How long before this shows up at UD as proof of ID?

   
utidjian



Posts: 185
Joined: Oct. 2007

(Permalink) Posted: Jan. 26 2009,02:29   

Quote (stevestory @ Jan. 26 2009,01:47)
How long before this shows up at UD as proof of ID?

Why? Because Abbie uses "machinery'? (and we all know that "machines" are "designed" by an "intelligence")

Woah!! What a head rush.... I think I am coming down with the tard. I feel sick :puke:

-DU-

--------------
Being laughed at doesn't mean you're progressing along some line. It probably just means you're saying some stupid shit -stevestory

  
stevestory



Posts: 13407
Joined: Oct. 2005

(Permalink) Posted: Jan. 26 2009,04:23   

Allen MacNeill tries to teach the UD cretins basic biology. As usual, the ID types are several decades late to the party, and wrong to boot.

   
Louis



Posts: 6436
Joined: Jan. 2006

(Permalink) Posted: Jan. 26 2009,07:18   

Quote (Lou FCD @ Jan. 26 2009,03:20)
Quote (khan @ Jan. 25 2009,22:15)
Quote (Maya @ Jan. 25 2009,21:58)
Quote (Lou FCD @ Jan. 25 2009,18:16)

Lou,

Just in case you haven't been receiving admiring private email, I love the new avatar.

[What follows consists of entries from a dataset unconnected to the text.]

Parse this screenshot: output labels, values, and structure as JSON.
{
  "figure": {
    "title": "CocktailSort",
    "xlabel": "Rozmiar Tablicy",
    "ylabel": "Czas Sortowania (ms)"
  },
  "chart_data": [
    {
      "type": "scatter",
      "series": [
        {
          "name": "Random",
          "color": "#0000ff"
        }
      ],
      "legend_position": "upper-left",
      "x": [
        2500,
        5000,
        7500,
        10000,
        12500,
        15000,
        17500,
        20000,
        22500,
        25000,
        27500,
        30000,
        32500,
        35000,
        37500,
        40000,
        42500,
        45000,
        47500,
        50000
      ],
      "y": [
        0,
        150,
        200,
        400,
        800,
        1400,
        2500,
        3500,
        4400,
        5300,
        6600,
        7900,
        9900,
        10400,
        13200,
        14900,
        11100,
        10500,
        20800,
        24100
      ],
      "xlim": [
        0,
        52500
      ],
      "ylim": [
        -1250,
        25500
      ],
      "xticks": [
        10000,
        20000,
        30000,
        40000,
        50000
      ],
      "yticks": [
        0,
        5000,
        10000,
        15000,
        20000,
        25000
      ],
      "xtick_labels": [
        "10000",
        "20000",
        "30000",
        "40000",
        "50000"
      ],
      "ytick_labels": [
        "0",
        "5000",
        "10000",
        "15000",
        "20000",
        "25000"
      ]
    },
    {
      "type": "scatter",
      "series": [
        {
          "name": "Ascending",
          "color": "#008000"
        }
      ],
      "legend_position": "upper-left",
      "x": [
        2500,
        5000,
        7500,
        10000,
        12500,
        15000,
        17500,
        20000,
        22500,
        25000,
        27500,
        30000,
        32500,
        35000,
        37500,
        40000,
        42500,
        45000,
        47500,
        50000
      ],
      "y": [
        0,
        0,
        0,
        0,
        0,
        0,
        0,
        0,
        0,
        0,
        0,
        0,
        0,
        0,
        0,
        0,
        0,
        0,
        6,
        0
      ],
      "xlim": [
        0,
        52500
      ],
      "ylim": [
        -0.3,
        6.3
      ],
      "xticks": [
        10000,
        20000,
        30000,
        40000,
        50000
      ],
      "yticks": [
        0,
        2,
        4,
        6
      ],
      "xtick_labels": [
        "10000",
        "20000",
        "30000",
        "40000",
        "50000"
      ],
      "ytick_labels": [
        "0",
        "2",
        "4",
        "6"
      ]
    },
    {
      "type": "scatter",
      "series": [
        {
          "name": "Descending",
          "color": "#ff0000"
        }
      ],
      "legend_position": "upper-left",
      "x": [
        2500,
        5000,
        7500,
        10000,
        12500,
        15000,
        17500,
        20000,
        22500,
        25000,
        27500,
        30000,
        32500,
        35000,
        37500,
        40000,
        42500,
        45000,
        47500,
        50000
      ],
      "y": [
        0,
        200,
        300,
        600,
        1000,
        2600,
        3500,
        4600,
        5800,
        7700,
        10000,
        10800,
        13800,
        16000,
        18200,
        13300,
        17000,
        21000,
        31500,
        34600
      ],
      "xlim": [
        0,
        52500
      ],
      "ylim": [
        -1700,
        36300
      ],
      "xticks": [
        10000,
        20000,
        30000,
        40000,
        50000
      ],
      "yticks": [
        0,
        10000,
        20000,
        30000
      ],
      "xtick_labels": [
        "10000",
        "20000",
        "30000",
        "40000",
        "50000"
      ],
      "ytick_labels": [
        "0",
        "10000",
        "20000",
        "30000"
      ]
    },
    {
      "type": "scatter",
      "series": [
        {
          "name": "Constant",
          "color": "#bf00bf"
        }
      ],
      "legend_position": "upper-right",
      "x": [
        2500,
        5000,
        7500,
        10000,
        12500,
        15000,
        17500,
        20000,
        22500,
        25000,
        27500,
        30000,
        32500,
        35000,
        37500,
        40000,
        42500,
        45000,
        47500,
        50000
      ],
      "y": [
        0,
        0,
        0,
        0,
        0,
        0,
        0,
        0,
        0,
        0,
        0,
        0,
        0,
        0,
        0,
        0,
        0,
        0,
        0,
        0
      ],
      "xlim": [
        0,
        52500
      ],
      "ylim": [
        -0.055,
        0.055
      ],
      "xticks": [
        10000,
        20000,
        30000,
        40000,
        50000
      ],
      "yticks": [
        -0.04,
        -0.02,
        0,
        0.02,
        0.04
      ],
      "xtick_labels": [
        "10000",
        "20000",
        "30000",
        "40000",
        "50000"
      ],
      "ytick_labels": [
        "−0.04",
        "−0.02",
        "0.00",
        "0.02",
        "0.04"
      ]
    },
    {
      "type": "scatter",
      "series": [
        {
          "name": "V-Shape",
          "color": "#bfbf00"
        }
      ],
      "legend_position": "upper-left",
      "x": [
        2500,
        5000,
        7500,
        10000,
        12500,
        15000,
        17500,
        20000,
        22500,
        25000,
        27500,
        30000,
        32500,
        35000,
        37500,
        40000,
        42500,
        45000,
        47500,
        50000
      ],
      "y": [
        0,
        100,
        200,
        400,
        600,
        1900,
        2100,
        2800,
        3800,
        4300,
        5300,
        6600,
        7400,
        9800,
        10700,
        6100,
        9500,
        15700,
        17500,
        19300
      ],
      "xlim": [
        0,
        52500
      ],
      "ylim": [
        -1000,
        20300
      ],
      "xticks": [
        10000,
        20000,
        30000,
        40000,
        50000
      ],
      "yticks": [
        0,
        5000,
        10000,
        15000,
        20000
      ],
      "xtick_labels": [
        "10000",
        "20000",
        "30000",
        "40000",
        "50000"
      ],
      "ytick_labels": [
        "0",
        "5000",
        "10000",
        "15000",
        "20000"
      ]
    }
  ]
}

All the boys (except Arden) here are no doubt too jealous and homophobic (except Arden) to note it.

Maya

I didn't want to feed his ego with too much admiration.

Thank you for keeping me grounded, Khan.

{ahem}

Speaking of keeping you grounded, I think I did my part. Mind you, I may have overdone it just a teeeeeeeeeeeeeeensy bit.

I have the number of a very good therapist if you're having self esteem issues....

;-)

Louis

--------------
Bye.

  
Zachriel



Posts: 2723
Joined: Sep. 2006

(Permalink) Posted: Jan. 26 2009,07:47   

Quote
djmullen: Let’s use an extremely small bacteria, one with only a single protein gene... Dembski and Marks seem to think the bacteria has to find this sequence via some sort of a search process, which starts with every conceivable DNA sequence that will fit into the gene and rejects all but the single sequence of DNA bases that will produce the correct protein... What the bacteria does instead is much simpler - it merely makes an exact copy of its DNA, including the section that codes for that protein, and hands that copy down to its offspring... Suppose that a single base-pair in one of the 500 protein genes gets mutated during reproduction. That means that the other 499 protein genes are good ones because they didn’t mutate and are identical to their parent’s. So the bacteria isn’t chosing a point in the search space at random, it’s choosing a point that is so close to where it started from that 499 out of 500 protein genes are known to be correct.

JayM: That was an incredibly lucid explanation, thank you.

I would agree. I would only emphasize that we're talking about a population. So even if a particular bacteria suffers a significantly deleterious mutation, there are plenty of sisters that have the original complement of genes. Some variations can have both beneficial and deleterious effects, and in a changing environment, there may be an ebb-and-flow. Indeed, a natural population typically consists of many competing varieties.

--------------

You never step on the same tard twice—for it's not the same tard and you're not the same person.